個人データを特定の者との間で共同して利用する場合であって、以下の①から④までの情報をあらかじめ本人に通知し、又は本人が容易に知り得る状態に置いておくとともに、共同して利用することを明らかにしているときには、当該個人データの提供を受ける事業者は、本人から見て、当該個人データを提供する事業者と一体のものとして取り扱われることに合理性があると考えられることから、第三者に該当しない。また、既に特定の事業者が取得している個人データを他の事業者と共同して利用する場合には、既に取得している事業者が保護法第15条第1項の規定により特定した利用目的の範囲で共同して利用しなければならない。

また、事業者が共同利用を実施する場合には、共同利用者における責任等を明確にし、円滑に実施する観点から、①から④までの情報のほか、⑤イからヘまでの事項について、あらかじめ取り決めておくことが望ましい。

 

① 共同して利用される個人データの項目

個人データの項目について、本人に通知し、又は本人が容易に知り得る状態に置いていなければならない。(例:「氏名、住所、電話番号」「氏名、商品購入履歴」)

 

② 共同して利用する者の範囲

「共同利用の趣旨」は、本人から見て、当該個人データを提供する事業者と一体のものとして取り扱われることに合理性がある範囲で当該個人データを共同して利用することである。したがって、共同利用者の範囲については、本人がどの事業者まで将来利用されるか判断できる程度に明確にする必要がある(例:本人がどの事業者まで利用されるか判断できる程度に明確な形で示された「提携基準」及び「最新の共同利用者のリスト」等を、共同利用者の全員が、本人が容易に知り得る状態に置いているとき)

なお、当該範囲が明確である限りにおいては、事業者の名称等を個別にすべて列挙する必要がない場合もある。

 

③ 利用する者の利用目的

共同して利用する個人データについて、その取得時の利用目的をすべて、本人に通知し、又は本人が容易に知り得る状態に置いていなければならない。
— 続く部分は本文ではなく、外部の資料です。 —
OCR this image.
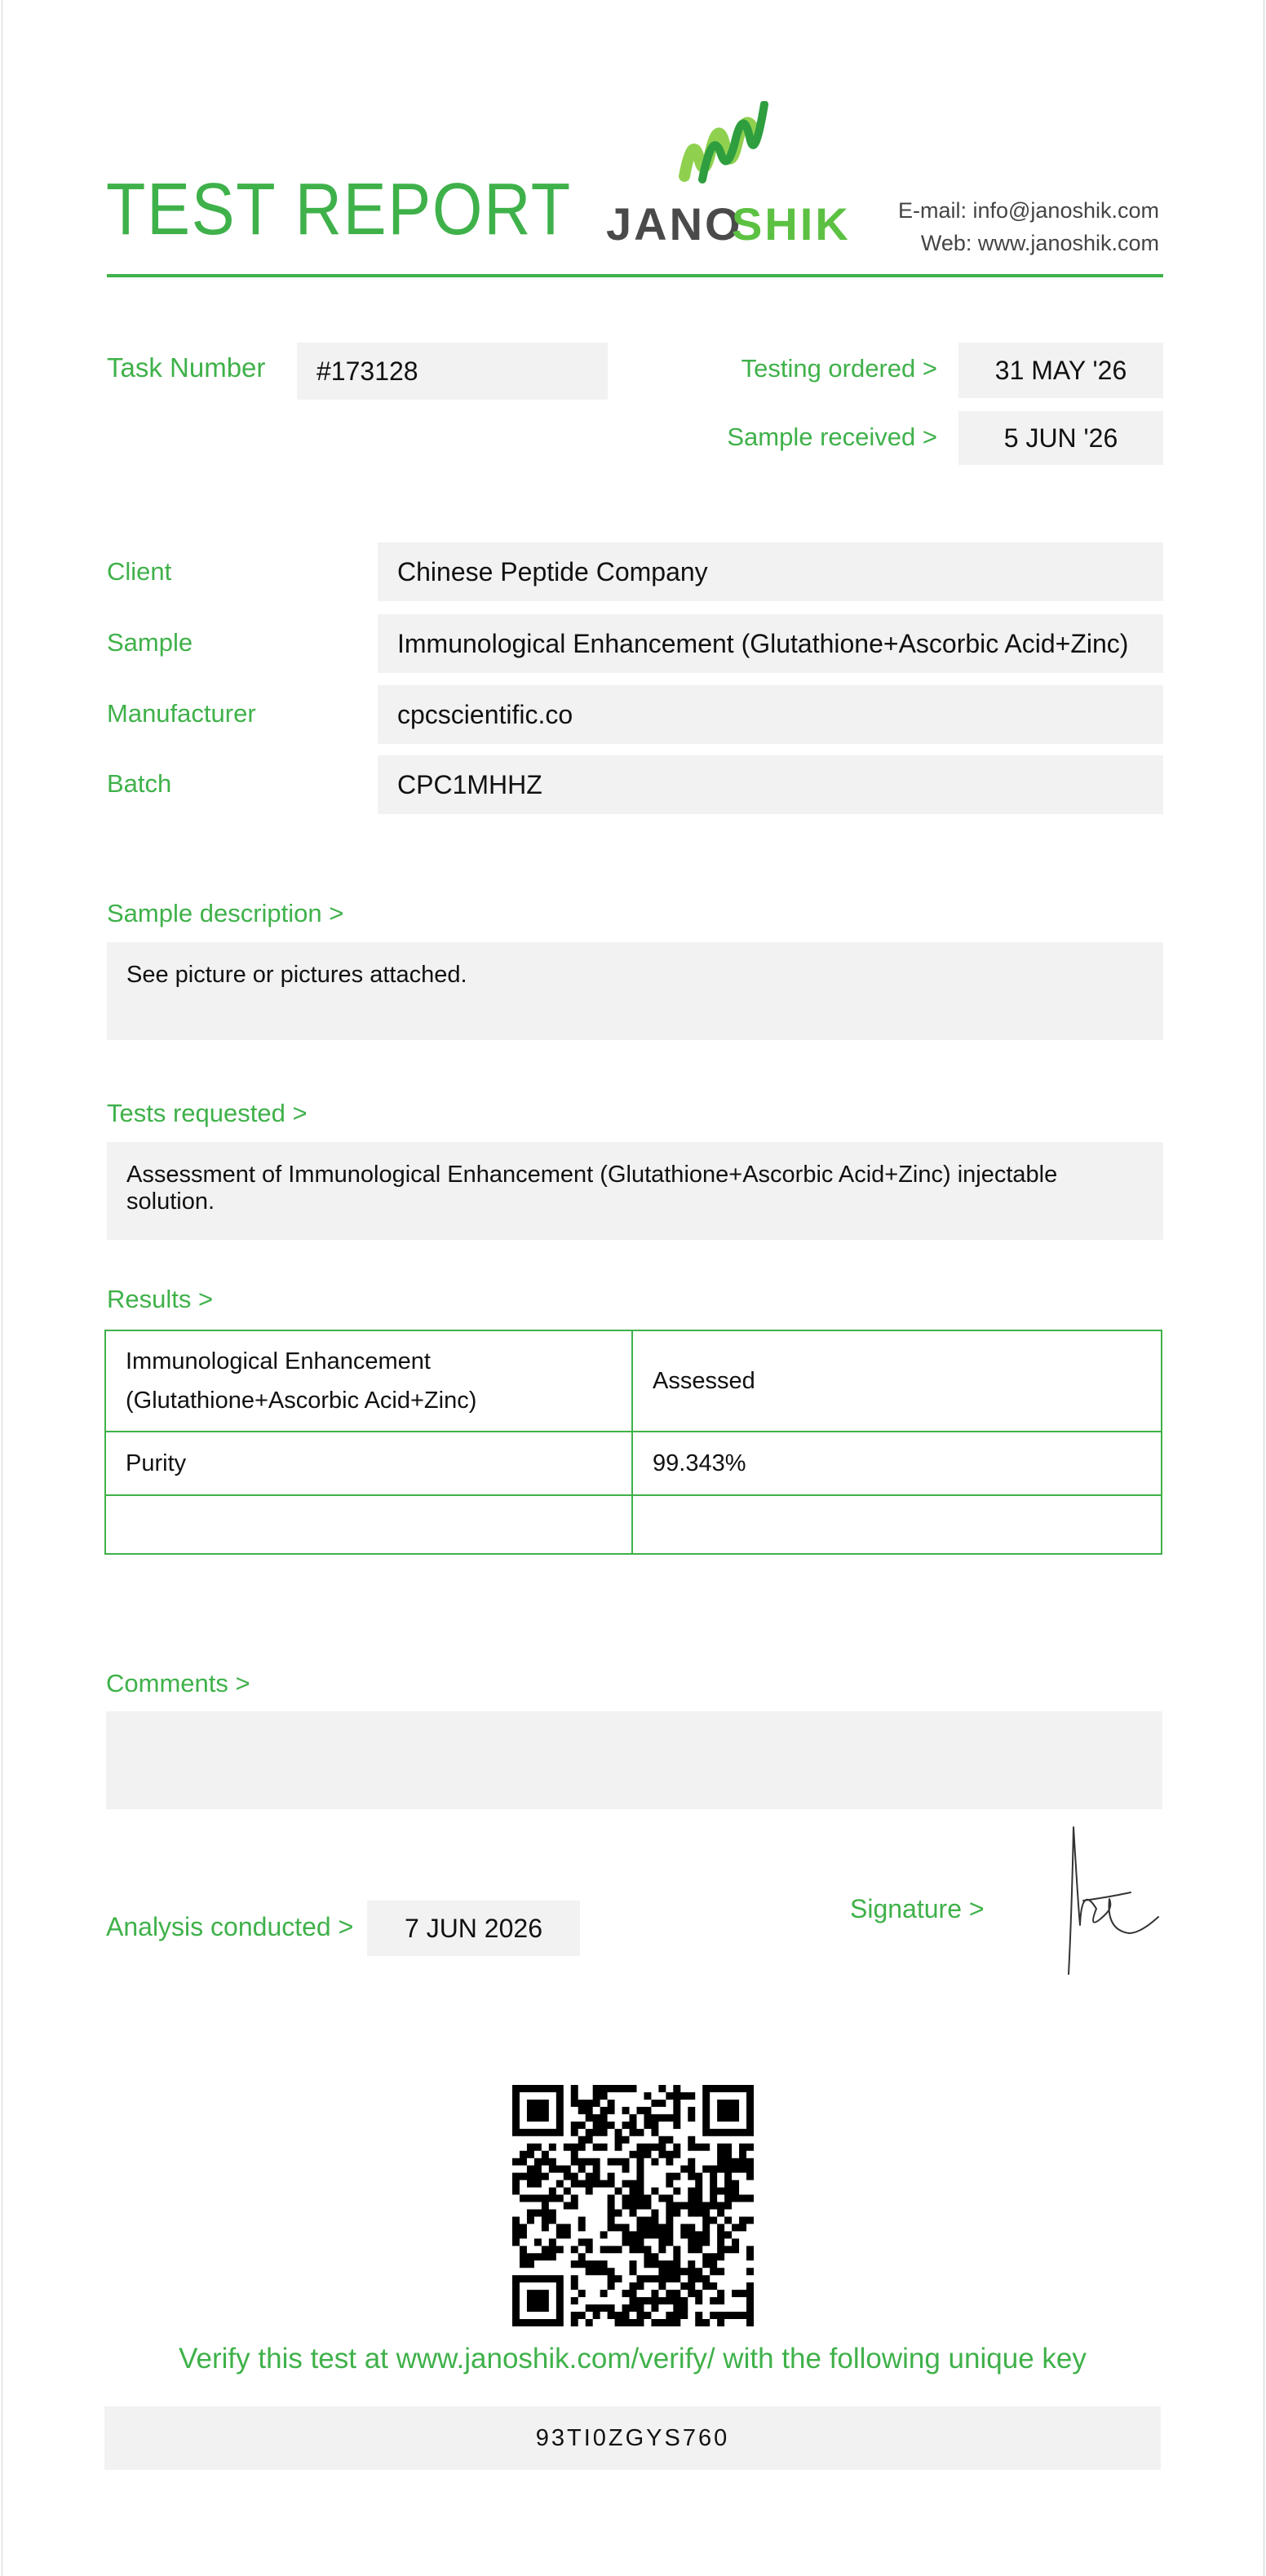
TEST REPORT JANO
SHIK E-mail: info@janoshik.com
Web: www.janoshik.com
Task Number	#173128	Testing ordered >	31 MAY '26
Sample received >	5 JUN '26
Client	Chinese Peptide Company
Sample	Immunological Enhancement (Glutathione+Ascorbic Acid+Zinc)
Manufacturer	cpcscientific.co
Batch	CPC1MHHZ
Sample description >
See picture or pictures attached.
Tests requested >
Assessment of Immunological Enhancement (Glutathione+Ascorbic Acid+Zinc) injectable solution.
Results >
Immunological Enhancement
(Glutathione+Ascorbic Acid+Zinc)	Assessed
Purity	99.343%

Comments >
Analysis conducted >	7 JUN 2026
Signature >
Verify this test at www.janoshik.com/verify/ with the following unique key
93TI0ZGYS760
利用目的が個人データの項目によって異なる場合には区別して記載することが望ましい。

 

④ 当該個人データの管理について責任を有する者の氏名又は名称

開示等の求め及び苦情を受け付け、その処理に尽力するとともに、個人データの内容等について、開示、訂正、利用停止等の権限を有し、安全管理等個人データの管理について責任を有する者の氏名又は名称について、本人に通知し、又は本人が容易に知り得る状態に置いていなければならない。

ここでいう「責任を有する者」とは、共同して利用するすべての事業者の中で、第一次的に苦情の受付・処理、開示・訂正等を行う権限を有する事業者をいい、共同利用者のうち一事業者の内部の担当責任者をいうものではない。

 

⑤ 上記①から④までの事項のほかに取り決めておくことが望ましい事項

イ 共同利用者の要件(グループ会社であること、特定のキャンペーン事業の一員であること等、共同利用による事業遂行上の一定の枠組)

ロ 各共同利用者の個人情報取扱責任者、問い合わせ担当者及び連絡先

ハ 共同利用する個人データの取扱いに関する事項

(1) 個人データの漏えい等防止に関する事項

(2) 目的外の加工、利用、複写、複製等の禁止

(3) 共同利用終了後のデータの返還、消去、廃棄に関する事項

ニ 共同利用する個人データの取扱いに関する取決が遵守されなかった場合の措置

ホ 共同利用する個人データに関する事件・事故が発生した場合の報告・連絡に関する事項

へ 共同利用を終了する際の手続

 

共同利用の対象となる個人データの提供については、必ずしもすべての共同利用者が双方向で行う必要はなく、一部の共同利用者に対し、一方向で行うこともできる。

個人データの管理について責任を有する者は、利用目的の達成に必要な範囲内において、共同利用者間で利用している個人データを正確かつ最新の内容に保つよう努めなければならない。

なお、共同利用か委託かは、個人データの取扱いの形態によって判断されるものであって、共同利用者の範囲に委託先事業者が含まれる場合であっても、委託先との関係は、共同利用となるわけではなく、委託先の監督義務を免れるわけでもない。

例えば、グループ企業でイベントを開催する場合において、各子会社から親会社(幹事会社)に顧客情報を集めた上で展示会の案内を発送するときには共同利用となるが、自社でイベントを開催する場合において、案内状を発送するために発送代行事業者に顧客情報を提供するときには、共同利用者の範囲に含まれるグループ企業内の事業者への提供であったとしても、委託であって、共同利用とはならない。

 

(通知に関する経過措置)

保護法附則第5条

第23条第5項第3号の規定により本人に通知し、又は本人が容易に知り得る状態に置かなければならない事項に相当する事項について、この法律の施行前に、本人に通知されているときは、当該通知は、同号の規定により行われたものとみなす。